Andrey Velichkevich (@andreyvelich) Johnu George (@johnugeorge) 2022-11-21 Original Google Doc.
Kubeflow community needs to design conformance program so the distributions can become Certified Kubeflow. Recently, Kubeflow Pipelines Working Group (WG) implemented the first version of their conformance tests. We should design the same program for AutoML and Training WG.
This document is based on the original proposal for the Kubeflow Pipelines conformance program.
Conformance program for AutoML and Training WG should follow the same goals as Pipelines program:
- The tests should be fully automated and executable by anyone who has public access to the Kubeflow repository.
- The test results should be easy to verify by the Kubeflow Conformance Committee.
- The tests should not depend on cloud provider (e.g. AWS or GCP).
- The tests should cover basic functionality of Katib and the Training Operator. It will not cover all features.
- The tests are expected to evolve in the future versions.
- The tests should have a well documented and short list of set-up requirements.
- The tests should install and complete in a relatively short period of time with suggested minimum infrastructure requirements (e.g. 3 nodes, 24 vCPU, 64 GB RAM, 500 GB Disk).
Initially the Kubeflow conformance will include the CRD based tests. In the future, API and UI based tests may be added. Kubeflow conformance consists the 3 category of tests:
-
CRD-based tests
Most of Katib and Training Operator functionality are based on Kubernetes CRD.
This document will define a design for CRD-based tests for Katib and the Training Operator.
-
API-based tests
Currently, Katib or Training Operator doesn’t have an API server that receives requests from the users. However, Katib has the DB Manager component that is responsible for writing/reading ML Training metrics.
In the following versions, we should design conformance program for the Katib API-based tests.
-
UI-based tests
UI tests are valuable but complex to design, document and execute. In the following versions, we should design conformance program for the Katib UI-based tests.
The design is similar to the KFP conformance program for the API-based tests.
For Katib, tests will be based on
the run-e2e-experiment.go
script
that we run for our e2e tests.
This script will be converted to use Katib SDK. Tracking issue: kubeflow#2024.

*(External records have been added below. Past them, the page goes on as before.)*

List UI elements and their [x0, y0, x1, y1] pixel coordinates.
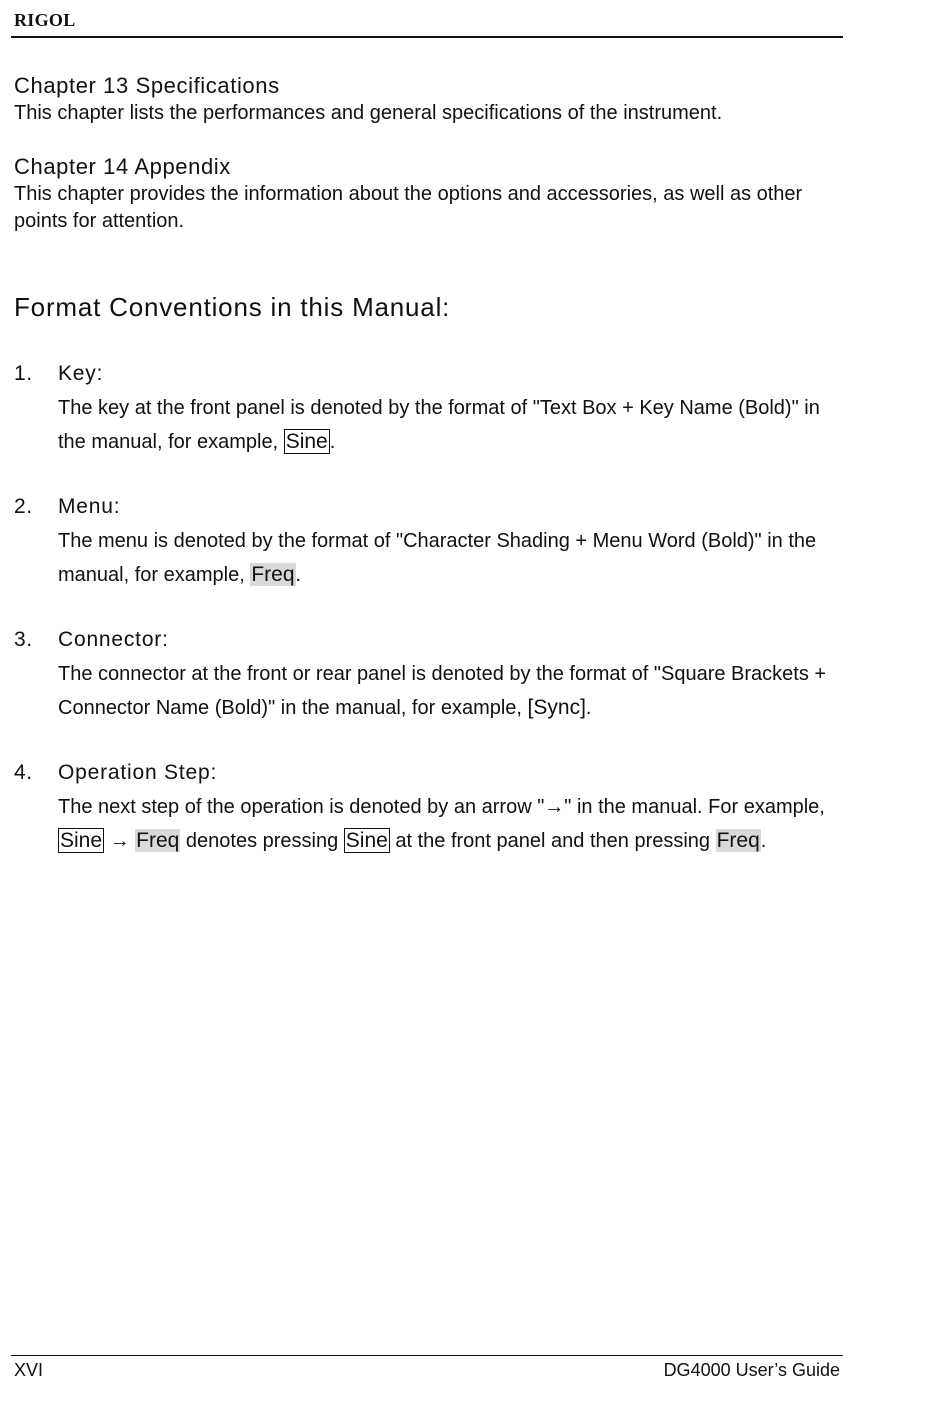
- chapter-13-title: Chapter 13 Specifications: [14, 73, 280, 98]
- footer-divider: [11, 1355, 843, 1356]
- page-number: XVI: [14, 1360, 44, 1380]
- chapter-14-description: This chapter provides the information about the options and accessories, as well as other points for attention.: [14, 183, 803, 232]
- operation-text: The next step of the operation is denoted by an arrow "→" in the manual. For example,: [58, 796, 825, 818]
- chapter-13-description: This chapter lists the performances and general specifications of the instrument.: [14, 102, 723, 124]
- list-body-menu: [58, 525, 848, 592]
- key-example-sine: Sine: [285, 430, 328, 453]
- connector-text: The connector at the front or rear panel is denoted by the format of "Square Brackets + Connector Name (Bold)" in the manual, for example,: [58, 663, 827, 719]
- connector-text-end: .: [585, 697, 592, 719]
- arrow-icon: →: [104, 830, 136, 852]
- operation-key-sine-2: Sine: [345, 829, 388, 852]
- list-heading-connector: Connector:: [58, 628, 169, 651]
- key-text: The key at the front panel is denoted by the format of "Text Box + Key Name (Bold)" in the manual, for example,: [58, 397, 820, 453]
- operation-text-mid2: at the front panel and then pressing: [389, 830, 716, 852]
- connector-example-sync: [Sync]: [527, 696, 586, 719]
- operation-text-end: .: [760, 830, 767, 852]
- list-heading-menu: Menu:: [58, 495, 121, 518]
- list-heading-key: Key:: [58, 362, 104, 385]
- list-number-3: 3.: [14, 628, 33, 651]
- menu-text: The menu is denoted by the format of "Character Shading + Menu Word (Bold)" in the manual, for example,: [58, 530, 817, 586]
- header-divider: [11, 36, 843, 38]
- list-number-1: 1.: [14, 362, 33, 385]
- key-text-end: .: [329, 431, 336, 453]
- chapter-14-title: Chapter 14 Appendix: [14, 154, 231, 179]
- list-body-key: [58, 392, 848, 459]
- operation-key-sine: Sine: [60, 829, 103, 852]
- guide-title: DG4000 User’s Guide: [663, 1360, 840, 1380]
- brand-logo: RIGOL: [14, 10, 76, 30]
- format-conventions-title: Format Conventions in this Manual:: [14, 292, 451, 322]
- list-number-2: 2.: [14, 495, 33, 518]
- list-body-operation-step: [58, 791, 848, 858]
- list-heading-operation-step: Operation Step:: [58, 761, 218, 784]
- operation-text-mid: denotes pressing: [180, 830, 344, 852]
- operation-menu-freq: Freq: [136, 829, 180, 852]
- list-number-4: 4.: [14, 761, 33, 784]
- menu-example-freq: Freq: [251, 563, 295, 586]
- operation-menu-freq-2: Freq: [716, 829, 760, 852]
- menu-text-end: .: [295, 564, 302, 586]
- list-body-connector: [58, 658, 848, 725]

For the Training Operator, tests will be based on the SDK e2e test.
All tests will be run in the kf-conformance namespace inside the separate container. That will help to avoid environment variance and improve fault tolerance. Driver is required to trigger the deployment and download the results.
-
We are going to use the unified Makefile for all Kubeflow conformance tests. Distributions (driver on the diagram) need to run the following Makefile commands:
# Run the conformance program. run: setup run-katib run-training-operator # Sets up the Kubernetes resources (Kubeflow Profile, RBAC) that needs to run the test. # Create temporary folder for the conformance report. setup: kubectl apply -f ./setup.yaml mkdir -p /tmp/kf-conformance # Create deployment and run the e2e tests for Katib and Training Operator. run-katib: kubectl apply -f ./katib-conformance.yaml run-training-operator: kubectl apply -f ./training-operator-conformance.yaml # Download the test deployment results to create PR for the Kubeflow Conformance Committee. report: ./report-conformance.sh # Cleans up created resources and directories. cleanup: kubectl delete -f ./setup.yaml kubectl delete -f ./katib-conformance.yaml kubectl delete -f ./training-operator-conformance.yaml rm -rf /tmp/kf-conformance
-
Katib and Training Operator conformance deployment will have the appropriate RBAC to Create/Read/Delete Katib Experiment and Training Operator Jobs in the kf-conformance namespace.
-
Distribution should have access to the internet to download the training datasets (e.g. MNIST) while running the tests.
-
When the job is finished, the script generates output.
For Katib Experiment the output should be as follows:
Test 1 - passed. Experiment name: random-search Experiment status: Experiment has succeeded because max trial count has reached
For Training Operator the output should be as follows:
Test 1 - passed. TFJob name: tfjob-mnist TFJob status: TFJob tfjob-mnist is successfully completed.
-
The above report can be downloaded from the test deployment by running
make report
. -
When all reports have been collected, the distributions are going to create PR to publish the reports and to update the appropriate Kubeflow Documentation on conformant Kubeflow distributions. The Kubeflow Conformance Committee will verify it and make the distribution Certified Kubeflow.